You just know what's exactly going through Nash's mind; probably realizing that his opportunities to compete for title and make it to NBA Finals continue to shrink. 

I think it would be best idea to try and bring the same team back and go at it again. But who know's what's going on in Amare's head.


----------



## MeirToTheWise (Nov 9, 2005)

I agree that bringing the team back and letting them have another go at it would be great. Though, I keep wondering if it's time to let Amare go. His defense and rebounding is just not where it should be >_>


----------



## HB (May 1, 2004)

Shame and I sense Nash knew that this might not happen again. Too many up and coming teams in the West and of course there's Amare. Really wanted them to win, but oh well stuff happens.


----------



## Dissonance (Jul 21, 2004)

Eh, we've heard the too many up and coming teams thing before and how they'd fall off because of it before. This team is not old outside of Nash and Hill. Young guys are actually developing.



First things that come to mind about what to do.

Extend Amare. Worse comes to worse let him go and find another way to clear up room for a FA replacement by giving away dead weight (see below) or S/T. Hill's expected to pick up his option, Amare opts out, along with Frye, it opens up room.

Get rid of [strike]dead weight[/strike] Barbosa. Seriously. 

Resign one of Lou or Frye depending on how much they want. Frye creates such a mismatch and Lou just flat out hustles. Maybe open up room for an upgrade or Clark to take their minutes. 
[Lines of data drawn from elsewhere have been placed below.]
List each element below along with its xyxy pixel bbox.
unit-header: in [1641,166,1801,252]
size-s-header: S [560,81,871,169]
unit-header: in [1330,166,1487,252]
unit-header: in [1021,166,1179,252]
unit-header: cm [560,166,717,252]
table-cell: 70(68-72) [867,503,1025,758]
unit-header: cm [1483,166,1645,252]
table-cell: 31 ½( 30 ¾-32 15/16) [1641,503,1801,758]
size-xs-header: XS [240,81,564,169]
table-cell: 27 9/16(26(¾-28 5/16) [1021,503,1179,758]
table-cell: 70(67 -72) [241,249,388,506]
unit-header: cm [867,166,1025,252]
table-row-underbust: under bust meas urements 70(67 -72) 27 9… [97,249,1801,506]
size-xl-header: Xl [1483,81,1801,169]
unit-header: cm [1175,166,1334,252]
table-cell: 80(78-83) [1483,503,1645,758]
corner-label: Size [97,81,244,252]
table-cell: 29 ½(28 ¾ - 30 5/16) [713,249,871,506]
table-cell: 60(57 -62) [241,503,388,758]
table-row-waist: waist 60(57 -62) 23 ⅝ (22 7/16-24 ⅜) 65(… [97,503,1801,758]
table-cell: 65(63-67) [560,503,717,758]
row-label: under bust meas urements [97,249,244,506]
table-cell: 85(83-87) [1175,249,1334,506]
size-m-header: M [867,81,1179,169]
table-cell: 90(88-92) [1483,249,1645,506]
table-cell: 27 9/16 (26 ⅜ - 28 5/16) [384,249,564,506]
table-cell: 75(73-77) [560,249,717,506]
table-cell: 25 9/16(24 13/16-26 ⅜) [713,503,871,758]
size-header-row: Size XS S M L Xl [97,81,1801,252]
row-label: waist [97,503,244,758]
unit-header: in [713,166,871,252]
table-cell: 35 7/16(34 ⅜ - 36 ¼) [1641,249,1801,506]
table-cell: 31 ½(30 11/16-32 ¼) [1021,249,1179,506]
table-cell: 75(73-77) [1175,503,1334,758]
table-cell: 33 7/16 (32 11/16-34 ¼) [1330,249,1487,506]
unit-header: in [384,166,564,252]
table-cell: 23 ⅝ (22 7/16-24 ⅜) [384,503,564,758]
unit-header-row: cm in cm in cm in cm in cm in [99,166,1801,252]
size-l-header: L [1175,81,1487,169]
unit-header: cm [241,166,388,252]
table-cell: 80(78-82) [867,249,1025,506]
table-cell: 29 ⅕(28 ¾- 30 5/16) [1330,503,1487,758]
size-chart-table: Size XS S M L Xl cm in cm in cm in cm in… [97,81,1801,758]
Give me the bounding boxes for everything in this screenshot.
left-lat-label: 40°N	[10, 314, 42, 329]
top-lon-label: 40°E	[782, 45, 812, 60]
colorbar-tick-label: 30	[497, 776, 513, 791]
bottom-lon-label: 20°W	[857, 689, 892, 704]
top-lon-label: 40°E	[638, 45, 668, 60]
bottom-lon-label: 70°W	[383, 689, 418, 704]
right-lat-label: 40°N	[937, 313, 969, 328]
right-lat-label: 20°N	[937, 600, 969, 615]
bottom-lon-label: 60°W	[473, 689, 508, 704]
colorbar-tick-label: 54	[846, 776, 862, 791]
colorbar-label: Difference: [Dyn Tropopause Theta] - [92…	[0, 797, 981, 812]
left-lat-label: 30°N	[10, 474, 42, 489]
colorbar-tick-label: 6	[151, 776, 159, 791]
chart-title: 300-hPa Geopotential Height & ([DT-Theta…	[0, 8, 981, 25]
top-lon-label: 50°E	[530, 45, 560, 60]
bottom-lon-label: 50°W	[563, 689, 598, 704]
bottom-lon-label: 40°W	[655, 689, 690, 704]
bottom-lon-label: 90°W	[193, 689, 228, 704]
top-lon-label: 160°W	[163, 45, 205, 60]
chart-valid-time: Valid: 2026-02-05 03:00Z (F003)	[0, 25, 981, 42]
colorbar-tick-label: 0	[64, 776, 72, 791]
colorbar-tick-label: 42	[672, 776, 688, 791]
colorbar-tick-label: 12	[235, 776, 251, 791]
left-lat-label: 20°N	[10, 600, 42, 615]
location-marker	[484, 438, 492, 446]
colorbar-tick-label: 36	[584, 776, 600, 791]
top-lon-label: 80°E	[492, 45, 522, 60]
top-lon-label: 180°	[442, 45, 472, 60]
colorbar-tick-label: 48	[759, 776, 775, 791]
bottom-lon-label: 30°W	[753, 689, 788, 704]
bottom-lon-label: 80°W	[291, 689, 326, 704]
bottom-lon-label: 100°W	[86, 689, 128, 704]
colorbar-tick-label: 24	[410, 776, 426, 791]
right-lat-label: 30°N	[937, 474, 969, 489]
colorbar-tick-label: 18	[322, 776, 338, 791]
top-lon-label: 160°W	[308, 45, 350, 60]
I have thoughts about what else I'd want or they could do, but I doubt it'd end up happening.


----------



## Zei_Zao_LS (Apr 1, 2005)

I'm guessing that with the season Frye has had, despite the disappointment of the WCF, he will command a lot more money than he really deserves or the Suns will be willing to give him. I'm guessing that Frye will walk and, kind of par for the course, the Suns will replace him with a cheap player who ends up being a huge bargain because our shooting coaches know voodoo.

Guessing that Frye will command something up to the MLE. I wouldn't be surprised to see him go to the Spurs or Knicks, perhaps some other team who needs a stretch 4-5 (Magic, Hawks, Bobcats).

I hope we keep Lou, we need his defense and hustle.


----------